Newport’s original town spring sat right here, the namesake for Spring Street and a lifeline for early settlement. 

The land itself may first have belonged to Newport founder John Coggeshall. By the 1600s, his son Joshua Coggeshall (1623–1689) is recorded as the earliest known owner. For the next 200 years, the property was domestic in nature, passing through generations of Newport’s founding families.

Two of the most prominent owners were the Marchants — including Henry Marchant, a Continental Congressman and  judge. In 1797, the land was recorded again in the estate of Peleg Barker, described in the deed as “the same lane where the town spring is.” Even in legal documents, the spring remained the defining feature.

By the mid-19th century, a branch of the Hazard family had opened a livery stable here. For nearly a century, stables and horse-drawn traffic defined the lot, right up until the 1930s.

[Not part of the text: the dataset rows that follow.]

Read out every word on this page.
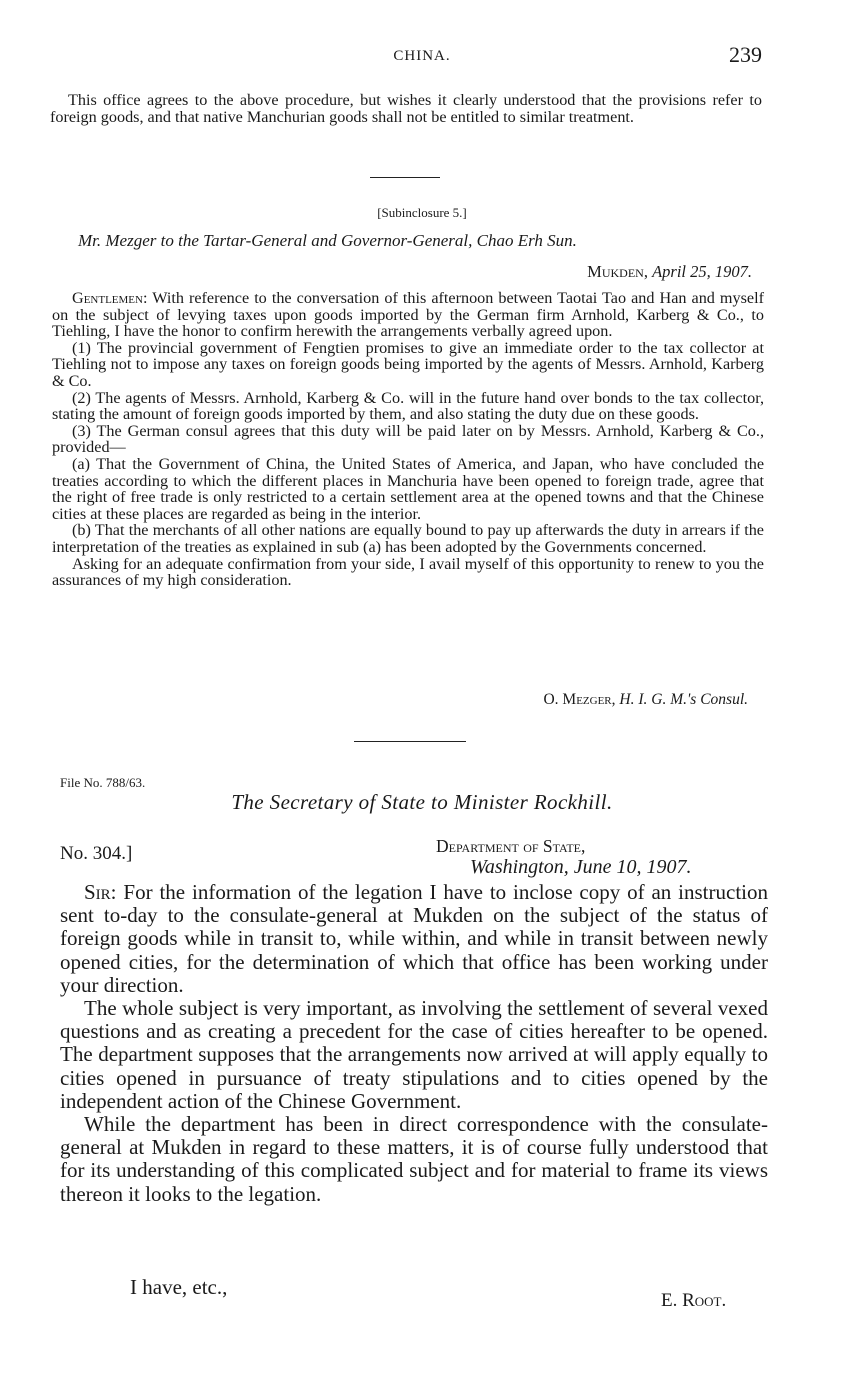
CHINA.	239

This office agrees to the above procedure, but wishes it clearly understood that the provisions refer to foreign goods, and that native Manchurian goods shall not be entitled to similar treatment.

[Subinclosure 5.]
Mr. Mezger to the Tartar-General and Governor-General, Chao Erh Sun.
Mukden, April 25, 1907.

Gentlemen: With reference to the conversation of this afternoon between Taotai Tao and Han and myself on the subject of levying taxes upon goods imported by the German firm Arnhold, Karberg & Co., to Tiehling, I have the honor to confirm herewith the arrangements verbally agreed upon.

(1) The provincial government of Fengtien promises to give an immediate order to the tax collector at Tiehling not to impose any taxes on foreign goods being imported by the agents of Messrs. Arnhold, Karberg & Co.

(2) The agents of Messrs. Arnhold, Karberg & Co. will in the future hand over bonds to the tax collector, stating the amount of foreign goods imported by them, and also stating the duty due on these goods.

(3) The German consul agrees that this duty will be paid later on by Messrs. Arnhold, Karberg & Co., provided—

(a) That the Government of China, the United States of America, and Japan, who have concluded the treaties according to which the different places in Manchuria have been opened to foreign trade, agree that the right of free trade is only restricted to a certain settlement area at the opened towns and that the Chinese cities at these places are regarded as being in the interior.

(b) That the merchants of all other nations are equally bound to pay up afterwards the duty in arrears if the interpretation of the treaties as explained in sub (a) has been adopted by the Governments concerned.

Asking for an adequate confirmation from your side, I avail myself of this opportunity to renew to you the assurances of my high consideration.

O. Mezger, H. I. G. M.'s Consul.
File No. 788/63.
The Secretary of State to Minister Rockhill.
No. 304.]	Department of State,
Washington, June 10, 1907.

Sir: For the information of the legation I have to inclose copy of an instruction sent to-day to the consulate-general at Mukden on the subject of the status of foreign goods while in transit to, while within, and while in transit between newly opened cities, for the determination of which that office has been working under your direction.

The whole subject is very important, as involving the settlement of several vexed questions and as creating a precedent for the case of cities hereafter to be opened. The department supposes that the arrangements now arrived at will apply equally to cities opened in pursuance of treaty stipulations and to cities opened by the independent action of the Chinese Government.

While the department has been in direct correspondence with the consulate-general at Mukden in regard to these matters, it is of course fully understood that for its understanding of this complicated subject and for material to frame its views thereon it looks to the legation.

I have, etc.,
E. Root.
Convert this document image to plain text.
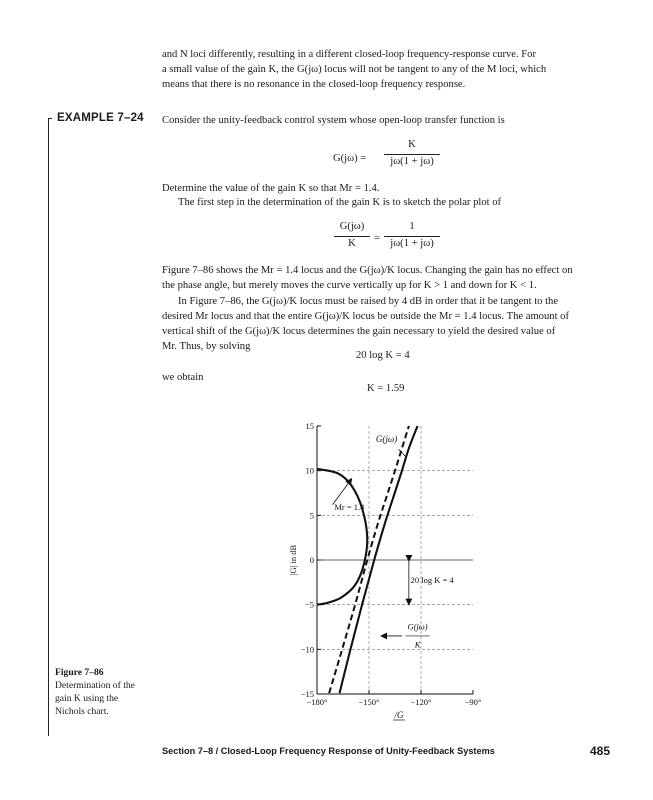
and N loci differently, resulting in a different closed-loop frequency-response curve. For
a small value of the gain K, the G(jω) locus will not be tangent to any of the M loci, which
means that there is no resonance in the closed-loop frequency response.
EXAMPLE 7–24 Consider the unity-feedback control system whose open-loop transfer function is
G(jω) =
K
jω(1 + jω)
Determine the value of the gain K so that Mr = 1.4.
The first step in the determination of the gain K is to sketch the polar plot of
G(jω)
K	=
1
jω(1 + jω)
Figure 7–86 shows the Mr = 1.4 locus and the G(jω)/K locus. Changing the gain has no effect on
the phase angle, but merely moves the curve vertically up for K > 1 and down for K < 1.
In Figure 7–86, the G(jω)/K locus must be raised by 4 dB in order that it be tangent to the
desired Mr locus and that the entire G(jω)/K locus be outside the Mr = 1.4 locus. The amount of
vertical shift of the G(jω)/K locus determines the gain necessary to yield the desired value of
Mr. Thus, by solving
20 log K = 4
we obtain
K = 1.59
15
10
5
0
−5
−10
−15
−180°	−150°	−120°	−90°
|G| in dB
/G
G(jω)
Mr = 1.4
20 log K = 4
G(jω)
K
Figure 7–86
Determination of the
gain K using the
Nichols chart.
Section 7–8 / Closed-Loop Frequency Response of Unity-Feedback Systems	485
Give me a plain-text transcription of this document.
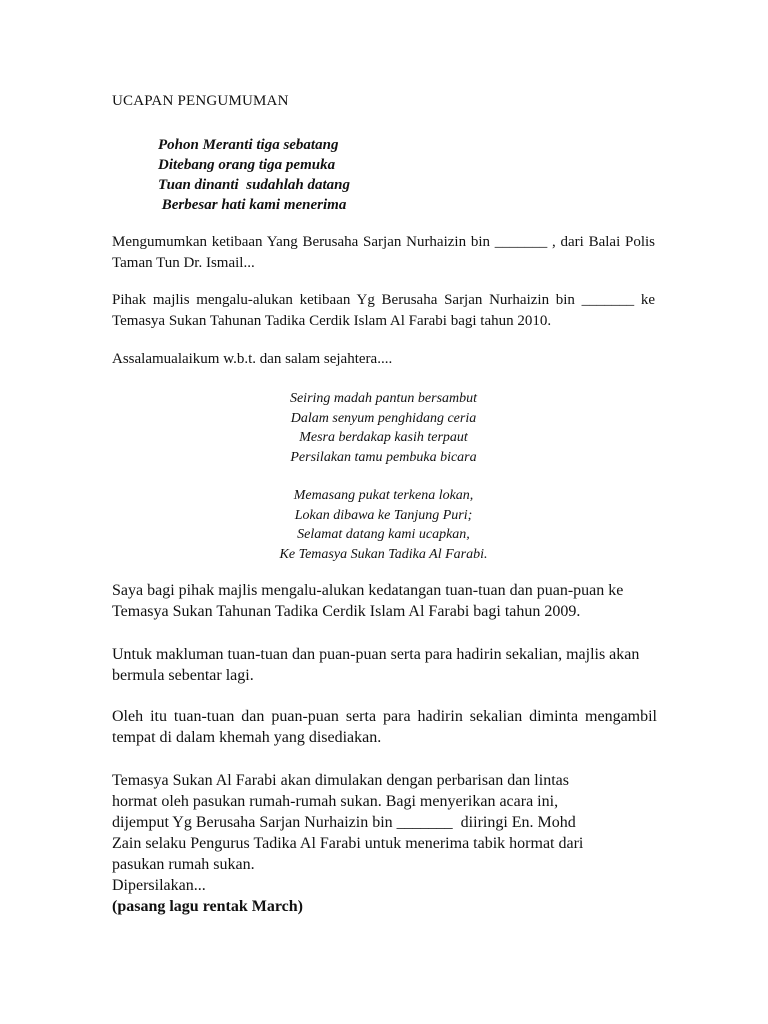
UCAPAN PENGUMUMAN
Pohon Meranti tiga sebatang
Ditebang orang tiga pemuka
Tuan dinanti  sudahlah datang
Berbesar hati kami menerima
Mengumumkan ketibaan Yang Berusaha Sarjan Nurhaizin bin _______ , dari Balai Polis Taman Tun Dr. Ismail...
Pihak majlis mengalu-alukan ketibaan Yg Berusaha Sarjan Nurhaizin bin _______ ke Temasya Sukan Tahunan Tadika Cerdik Islam Al Farabi bagi tahun 2010.
Assalamualaikum w.b.t. dan salam sejahtera....
Seiring madah pantun bersambut
Dalam senyum penghidang ceria
Mesra berdakap kasih terpaut
Persilakan tamu pembuka bicara
Memasang pukat terkena lokan,
Lokan dibawa ke Tanjung Puri;
Selamat datang kami ucapkan,
Ke Temasya Sukan Tadika Al Farabi.
Saya bagi pihak majlis mengalu-alukan kedatangan tuan-tuan dan puan-puan ke Temasya Sukan Tahunan Tadika Cerdik Islam Al Farabi bagi tahun 2009.
Untuk makluman tuan-tuan dan puan-puan serta para hadirin sekalian, majlis akan bermula sebentar lagi.
Oleh itu tuan-tuan dan puan-puan serta para hadirin sekalian diminta mengambil tempat di dalam khemah yang disediakan.
Temasya Sukan Al Farabi akan dimulakan dengan perbarisan dan lintas
hormat oleh pasukan rumah-rumah sukan. Bagi menyerikan acara ini,
dijemput Yg Berusaha Sarjan Nurhaizin bin _______  diiringi En. Mohd
Zain selaku Pengurus Tadika Al Farabi untuk menerima tabik hormat dari
pasukan rumah sukan.
Dipersilakan...
(pasang lagu rentak March)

It was around this same period that Henry Bull IV noted in his Memoir of Rhode Island (1832) that the spring had been “covered by the erection of a stable on the land of the heirs of Edward Hazard.” Even then, history was being layered over history.

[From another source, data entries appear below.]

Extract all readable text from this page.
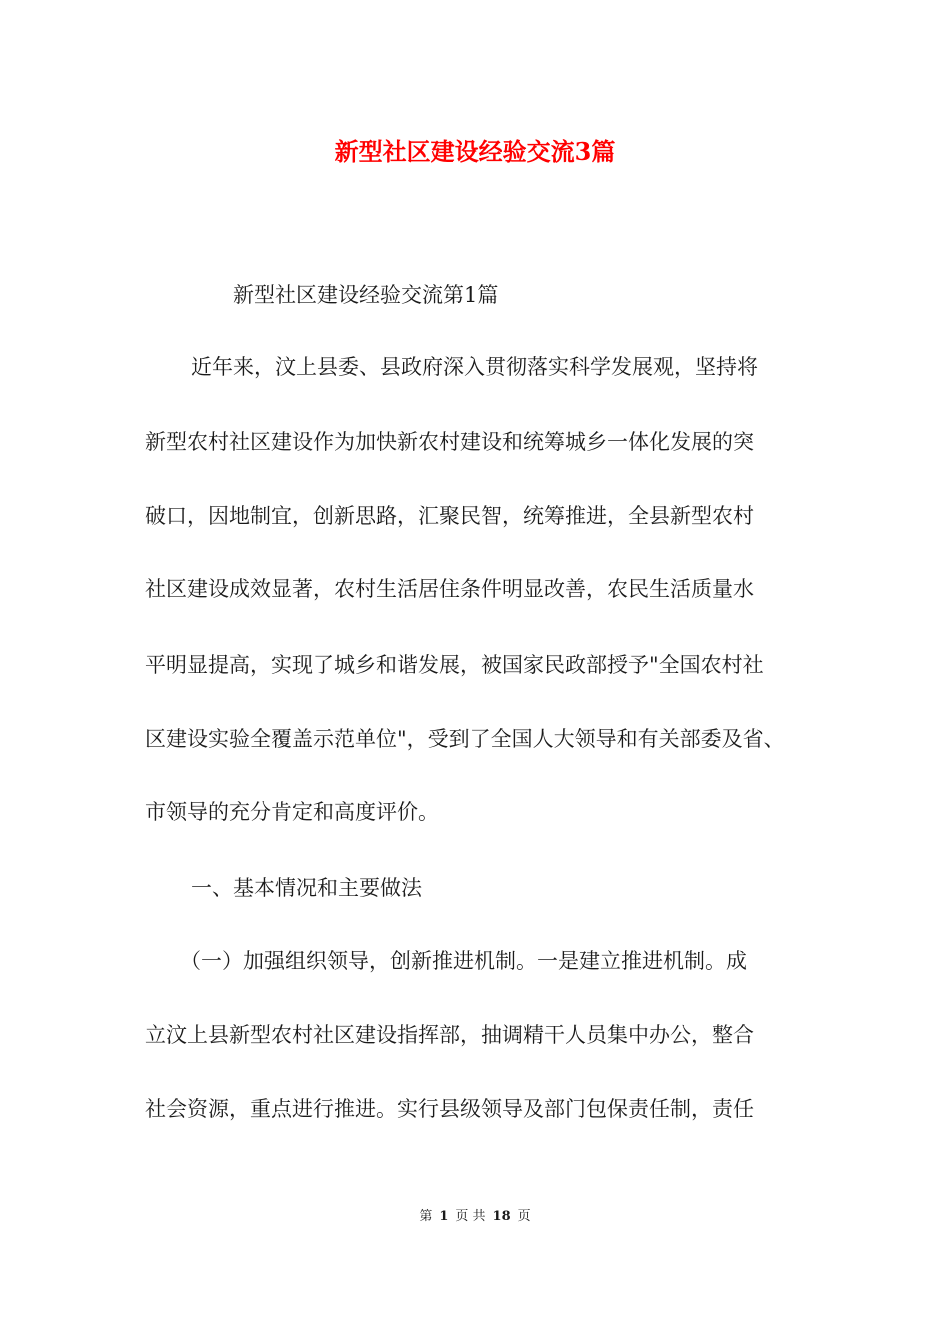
新型社区建设经验交流3篇
新型社区建设经验交流第1篇
近年来，汶上县委、县政府深入贯彻落实科学发展观，坚持将
新型农村社区建设作为加快新农村建设和统筹城乡一体化发展的突
破口，因地制宜，创新思路，汇聚民智，统筹推进，全县新型农村
社区建设成效显著，农村生活居住条件明显改善，农民生活质量水
平明显提高，实现了城乡和谐发展，被国家民政部授予"全国农村社
区建设实验全覆盖示范单位"，受到了全国人大领导和有关部委及省、
市领导的充分肯定和高度评价。
一、基本情况和主要做法
（一）加强组织领导，创新推进机制。一是建立推进机制。成
立汶上县新型农村社区建设指挥部，抽调精干人员集中办公，整合
社会资源，重点进行推进。实行县级领导及部门包保责任制，责任
第 1 页 共 18 页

In the early 20th century, horses gave way to horsepower. The Short Line Bus Station opened in a sturdy brick building, becoming Newport’s travel hub. That building still stands today, converted into offices.

As cars overtook buses, the adjacent lot shifted again — this time to a gas station. By the 1940s, Colonial Beacon Oil Company ran the pumps and installed a plaque marking the town spring. Later owners kept the gas flowing under different brands, most famously as Coffey’s Texaco, which served Newport drivers until 2015. The old station was demolished in 2019 to make way for a new chapter.

In June 2024, Newport officially opened Spring Park, a public space dedicated to the spring that nurtured the city’s founders.